Similarly, other risk factors like asthma, hypertension, and immunosuppression were checked only in 3.3 %, 5.5% and 1.8 % respectively. General clinical assessments of vital signs including blood pressure and SPO2 were checked in 49 % and 47. % of patients. Less than 50 % of patients were assessed for these important signs which are vital in assessing the severity of the disease [7,8]. RT-PCR SARS Covid 19 swab was done in 97% of patients. This was vital for early detection of the disease in the community and to prevent its spread by implementation of infection control policy like isolation, quarantine, and hand hygiene and wearing face masks [10,11]. Severity and adverse outcomes were assessed through laboratory tests, chest x-ray and referrals to secondary care settings [8-10]. Recommended Laboratory tests including FBC, D-dimer, Urea electrolytes, troponin, CRP, and ferritin were ordered to check for multisystem inflammation. Chest X-Ray was ordered for diagnosis of pneumonia in specific cases [6-8].

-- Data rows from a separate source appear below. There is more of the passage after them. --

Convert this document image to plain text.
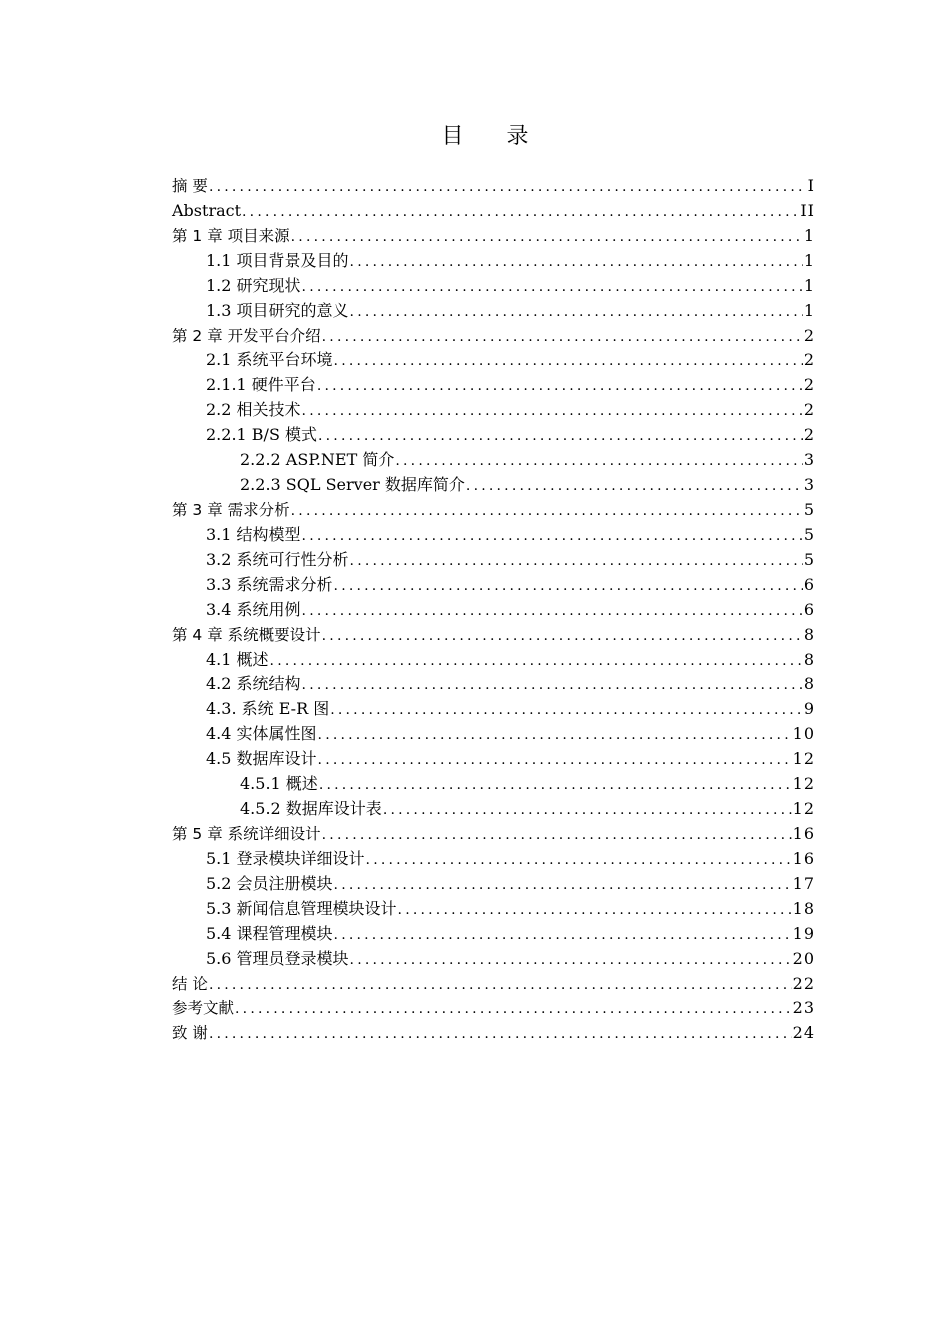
目 录
摘 要 .....	I
Abstract .....	II
第 1 章 项目来源 .....	1
1.1 项目背景及目的 .....	1
1.2 研究现状 .....	1
1.3 项目研究的意义 .....	1
第 2 章 开发平台介绍 .....	2
2.1 系统平台环境 .....	2
2.1.1 硬件平台 .....	2
2.2 相关技术 .....	2
2.2.1 B/S 模式 .....	2
2.2.2 ASP.NET 简介 .....	3
2.2.3 SQL Server 数据库简介 .....	3
第 3 章 需求分析 .....	5
3.1 结构模型 .....	5
3.2 系统可行性分析 .....	5
3.3 系统需求分析 .....	6
3.4 系统用例 .....	6
第 4 章 系统概要设计 .....	8
4.1 概述 .....	8
4.2 系统结构 .....	8
4.3. 系统 E-R 图 .....	9
4.4 实体属性图 .....	10
4.5 数据库设计 .....	12
4.5.1 概述 .....	12
4.5.2 数据库设计表 .....	12
第 5 章 系统详细设计 .....	16
5.1 登录模块详细设计 .....	16
5.2 会员注册模块 .....	17
5.3 新闻信息管理模块设计 .....	18
5.4 课程管理模块 .....	19
5.6 管理员登录模块 .....	20
结 论 .....	22
参考文献 .....	23
致 谢 .....	24
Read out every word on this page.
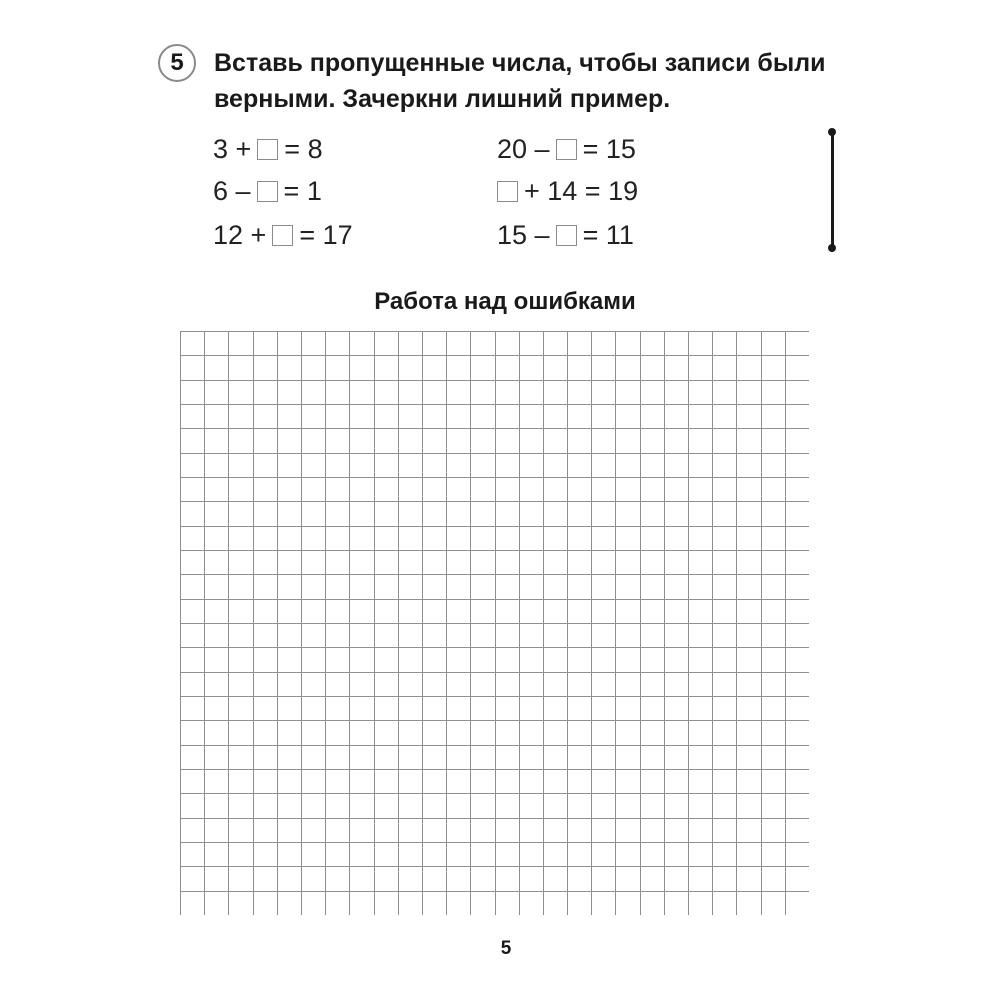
5	Вставь пропущенные числа, чтобы записи были
верными. Зачеркни лишний пример.
3 + = 8
6 – = 1
12 + = 17
20 – = 15
+ 14 = 19
15 – = 11
Работа над ошибками
5
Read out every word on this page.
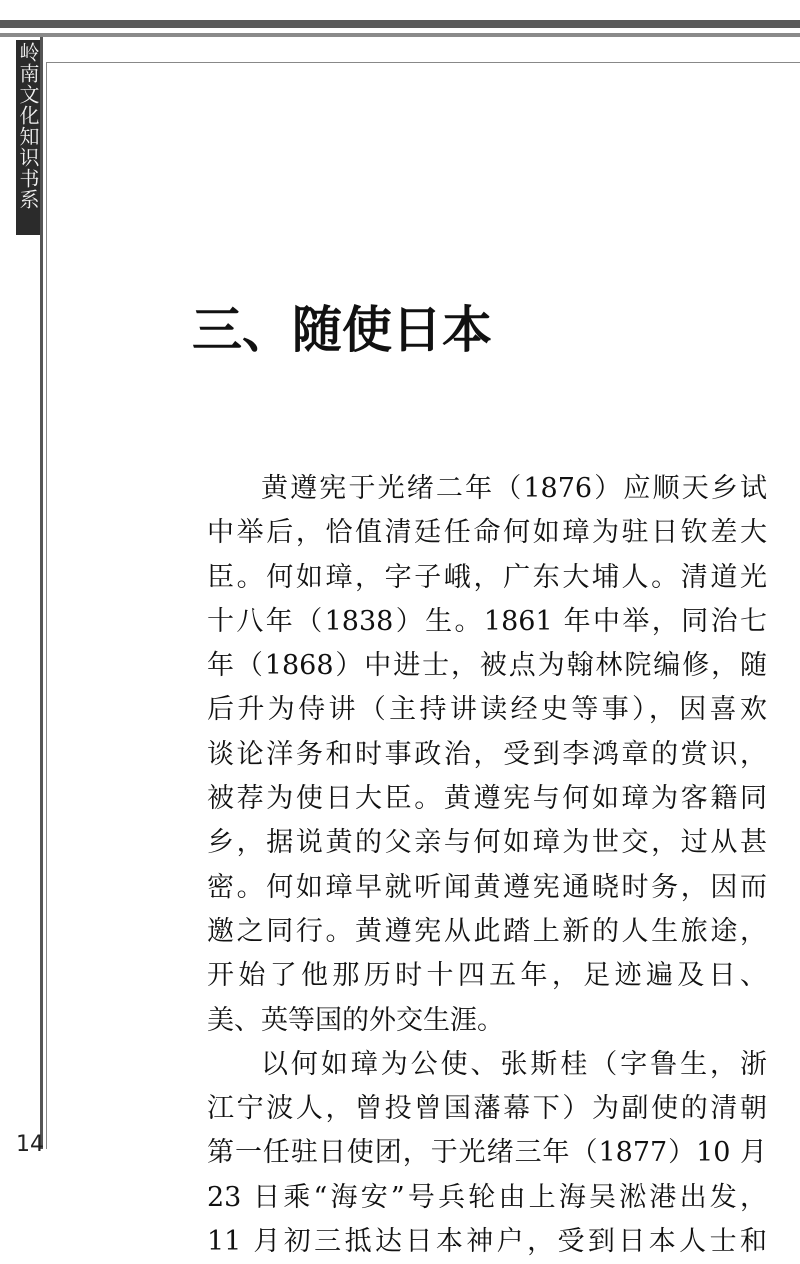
岭南文化知识书系
三、随使日本
黄遵宪于光绪二年（1876）应顺天乡试
中举后，恰值清廷任命何如璋为驻日钦差大
臣。何如璋，字子峨，广东大埔人。清道光
十八年（1838）生。1861 年中举，同治七
年（1868）中进士，被点为翰林院编修，随
后升为侍讲（主持讲读经史等事），因喜欢
谈论洋务和时事政治，受到李鸿章的赏识，
被荐为使日大臣。黄遵宪与何如璋为客籍同
乡，据说黄的父亲与何如璋为世交，过从甚
密。何如璋早就听闻黄遵宪通晓时务，因而
邀之同行。黄遵宪从此踏上新的人生旅途，
开始了他那历时十四五年，足迹遍及日、
美、英等国的外交生涯。
以何如璋为公使、张斯桂（字鲁生，浙
江宁波人，曾投曾国藩幕下）为副使的清朝
第一任驻日使团，于光绪三年（1877）10 月
23 日乘“海安”号兵轮由上海吴淞港出发，
11 月初三抵达日本神户，受到日本人士和
14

However, assessment of vital signs and PCR testing, further lab investigation and treatment offered were not found to be consistent in accordance with sign and symptoms or presence of risk factors. This variability probably was due to the novel nature of Covid 19 with limited information regarding symptomatology, risk factors and their association with diagnosis of Covid 19 infection through PCR testing and it’s determining the severity index of cases. There was no standard approach of identifying symptomatic or asymptomatic positive patients to prevent its spreads and provide proper counselling for isolation. Clinicians generally did not appear to evaluate patients consistently and did not attempt to correlate symptoms, vital signs, risk factors ordering investigations including PCR testing for Covid 19 infection. There was an inconsistent approach to assess the severity of disease, predicted adverse outcomes, offer appropriate management and counselling on spread of disease in community and antibiotic resistance [7-9].
Conclusions and Recommendations
In this current pandemic, it is crucial to identify the patients on basis of symptomology, predefined risk factors like travel, comorbid conditions and contact with covid19 cases and to check k vital signs, order relevant investigation to establish diagnosis and severity levels for referrals to hospitals for admission or discharge to community. Potential concerns were raised about the use of existing triaging methods for suspected Covid 19 infections in the early part of epidemic from March 2020 to June 2020. The variability and poor correlation noted in screening and management of people suspected of having Covid 19 infection in early part of pandemic highlights the need for further research to evaluate existing triaging methods available in primary health centers. The emergence of primary care centers in the forefront to screen, identify, triage, and manage the pandemic mandates the need for standard triaging tools as in the hospital and inpatient facilities focusing the crucial community elements.